O mundo mudou completamente desde 1975. Indonésia e Marrocos perderam a importância estratégica da Guerra Fria. A conjuntura internacional é mais favorável aos dois povos que lutaram teimosamente contra a indiferença e a cumplicidade internacionais. No caso do Saara, um referendo de autodeterminação foi negociado pela ONU com as partes em conflito. Prevê-se implementá-lo dentro de um ano.
No caso de Timor Leste, a Indonésia continua a recusar a realização de um referendo por saber que a esmagadora maioria do povo votaria um "não" muito forte contra a integração.
A crise econômica e a incerteza da sucessão do ditador Suharto, no poder há mais de 30 anos, retiram do regime sua influência. A dramática queda da Bolsa, a desvalorização da moeda e a alta da dívida externa (US$ 110 bilhões, a terceira maior do mundo) refletem problemas estruturais mais profundos e vão repercutir social e politicamente. É um regime despótico, corrupto e cada vez mais desgastado, que continua obstinadamente a ocupar Timor e a desafiar a comunidade internacional.
Creio que a solidariedade por Timor no Brasil é impartível. Suharto, cuidado. Em menos de um ano, visitei o Brasil três vezes; cada vez encontro mais simpatia, amizade, apoio. No ano que vem, passarei dois meses seguidos. Não será só trabalho. Quero ir ao majestoso Amazonas. Voltar à Bahia, de sedução africana. Passear pelo Rio, com todos os perigos, conversar com meninos de rua, partilhar de novo momentos agradáveis com artistas, intelectuais e jornalistas, gente maravilhosa que meu querido amigo José Aparecido de Oliveira me apresentou num domingo.
Naquele dia, nem acreditei ter me sentado ao lado do famoso Oscar Niemeyer. A seguir, fomos à casa de dois irmãos gêmeos, famosos cartunistas (já não me lembro do nome deles, mas não importa; os brasileiros sabem de quem estou a falar. Gente fantástica).
Depois, em casa de Lucélia Santos, a grande intérprete de "Escrava Isaura", conheci o fantástico Rubens de Falco. Pela primeira vez quis tirar uma foto com alguém. Fico sempre meio ridículo quando me pedem para posar. Sofro, mas faço-o sempre, com um sorriso idiota. Nesse dia vi Itamar Franco, fascinante, apesar de meio reservado. Um amor de pessoa, simples, acessível, charmoso. Um bom presidente.

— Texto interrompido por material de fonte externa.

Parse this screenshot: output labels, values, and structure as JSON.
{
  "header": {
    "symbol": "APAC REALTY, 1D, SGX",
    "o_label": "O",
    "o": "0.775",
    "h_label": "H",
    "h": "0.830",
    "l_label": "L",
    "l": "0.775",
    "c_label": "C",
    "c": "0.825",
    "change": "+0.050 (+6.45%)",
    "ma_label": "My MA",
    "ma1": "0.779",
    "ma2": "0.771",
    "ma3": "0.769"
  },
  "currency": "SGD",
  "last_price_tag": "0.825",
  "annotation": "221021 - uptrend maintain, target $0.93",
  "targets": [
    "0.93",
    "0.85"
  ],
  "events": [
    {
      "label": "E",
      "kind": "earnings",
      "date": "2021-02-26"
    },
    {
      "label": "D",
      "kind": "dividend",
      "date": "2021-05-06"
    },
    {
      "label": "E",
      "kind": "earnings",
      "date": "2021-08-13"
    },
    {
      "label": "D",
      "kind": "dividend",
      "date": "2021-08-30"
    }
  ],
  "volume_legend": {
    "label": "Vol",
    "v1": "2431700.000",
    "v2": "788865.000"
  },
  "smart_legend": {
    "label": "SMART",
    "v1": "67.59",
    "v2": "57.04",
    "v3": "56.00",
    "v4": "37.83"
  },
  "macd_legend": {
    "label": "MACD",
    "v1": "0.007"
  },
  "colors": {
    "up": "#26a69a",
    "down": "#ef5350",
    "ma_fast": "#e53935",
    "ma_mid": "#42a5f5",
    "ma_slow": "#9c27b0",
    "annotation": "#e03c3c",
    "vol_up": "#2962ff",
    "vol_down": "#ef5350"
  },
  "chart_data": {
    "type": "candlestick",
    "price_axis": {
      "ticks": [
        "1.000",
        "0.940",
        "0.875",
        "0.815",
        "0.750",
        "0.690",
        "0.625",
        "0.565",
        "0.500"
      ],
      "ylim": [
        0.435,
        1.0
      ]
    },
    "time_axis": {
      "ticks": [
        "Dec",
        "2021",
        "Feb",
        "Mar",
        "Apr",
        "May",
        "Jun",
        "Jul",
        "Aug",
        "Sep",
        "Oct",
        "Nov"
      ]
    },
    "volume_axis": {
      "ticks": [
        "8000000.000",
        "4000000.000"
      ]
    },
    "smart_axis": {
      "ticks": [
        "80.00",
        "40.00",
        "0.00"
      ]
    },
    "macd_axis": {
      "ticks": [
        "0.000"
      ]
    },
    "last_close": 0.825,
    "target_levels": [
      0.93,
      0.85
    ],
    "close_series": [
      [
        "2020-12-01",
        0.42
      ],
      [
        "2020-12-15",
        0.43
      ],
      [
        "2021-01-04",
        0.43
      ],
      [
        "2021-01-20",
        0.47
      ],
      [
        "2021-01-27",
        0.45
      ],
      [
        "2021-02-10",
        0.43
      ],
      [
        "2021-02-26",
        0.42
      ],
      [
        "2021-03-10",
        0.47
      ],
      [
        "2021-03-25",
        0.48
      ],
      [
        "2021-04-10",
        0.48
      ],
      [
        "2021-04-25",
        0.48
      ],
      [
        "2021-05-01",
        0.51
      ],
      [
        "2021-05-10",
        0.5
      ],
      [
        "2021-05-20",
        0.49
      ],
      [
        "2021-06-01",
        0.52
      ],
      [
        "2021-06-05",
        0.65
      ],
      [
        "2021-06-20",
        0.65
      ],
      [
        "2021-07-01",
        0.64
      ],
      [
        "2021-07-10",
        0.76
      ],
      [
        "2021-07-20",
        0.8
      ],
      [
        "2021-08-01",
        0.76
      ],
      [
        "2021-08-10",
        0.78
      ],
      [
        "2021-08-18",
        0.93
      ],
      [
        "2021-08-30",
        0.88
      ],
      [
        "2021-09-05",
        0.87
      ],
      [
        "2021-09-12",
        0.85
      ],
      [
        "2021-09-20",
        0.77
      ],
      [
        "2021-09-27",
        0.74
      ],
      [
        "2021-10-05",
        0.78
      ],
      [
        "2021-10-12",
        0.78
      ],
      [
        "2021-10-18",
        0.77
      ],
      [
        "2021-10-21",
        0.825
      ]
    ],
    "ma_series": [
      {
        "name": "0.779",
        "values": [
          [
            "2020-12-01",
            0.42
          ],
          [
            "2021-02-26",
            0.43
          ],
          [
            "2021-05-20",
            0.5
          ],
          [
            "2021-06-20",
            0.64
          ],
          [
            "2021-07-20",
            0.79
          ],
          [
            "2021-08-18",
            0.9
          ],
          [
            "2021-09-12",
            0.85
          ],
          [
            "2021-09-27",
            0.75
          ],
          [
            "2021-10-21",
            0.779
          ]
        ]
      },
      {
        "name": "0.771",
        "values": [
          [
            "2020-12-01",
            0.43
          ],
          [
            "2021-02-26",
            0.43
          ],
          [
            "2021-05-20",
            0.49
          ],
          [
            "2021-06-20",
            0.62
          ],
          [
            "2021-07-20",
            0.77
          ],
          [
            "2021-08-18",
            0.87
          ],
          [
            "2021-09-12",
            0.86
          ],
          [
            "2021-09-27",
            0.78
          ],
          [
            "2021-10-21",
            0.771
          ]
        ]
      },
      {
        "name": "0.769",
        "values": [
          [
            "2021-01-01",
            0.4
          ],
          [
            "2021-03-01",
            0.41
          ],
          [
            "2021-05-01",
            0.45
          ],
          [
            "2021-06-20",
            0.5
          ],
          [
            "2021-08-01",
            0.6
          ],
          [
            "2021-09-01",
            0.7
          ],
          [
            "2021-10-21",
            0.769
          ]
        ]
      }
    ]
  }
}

O Brasil poderia ajudar muito mais o povo de Timor. Uma reunião entre Jorge Sampaio, de Portugal, Fernando Henrique Cardoso, Nelson Mandela e Joaquim Chissano, de Moçambique, poderia aumentar a visibilidade da luta de Timor em 1998 e intensificar a pressão diplomática sobre o regime de Jacarta. FHC poderia ser o anfitrião.
Algum dia, diremos um grande "obrigado de todo o coração, amigo brasileiro". Os brasileiros terão em Timor Leste, livre e independente, um país amigo e grato -a única presença da lusofonia em todo o Oriente.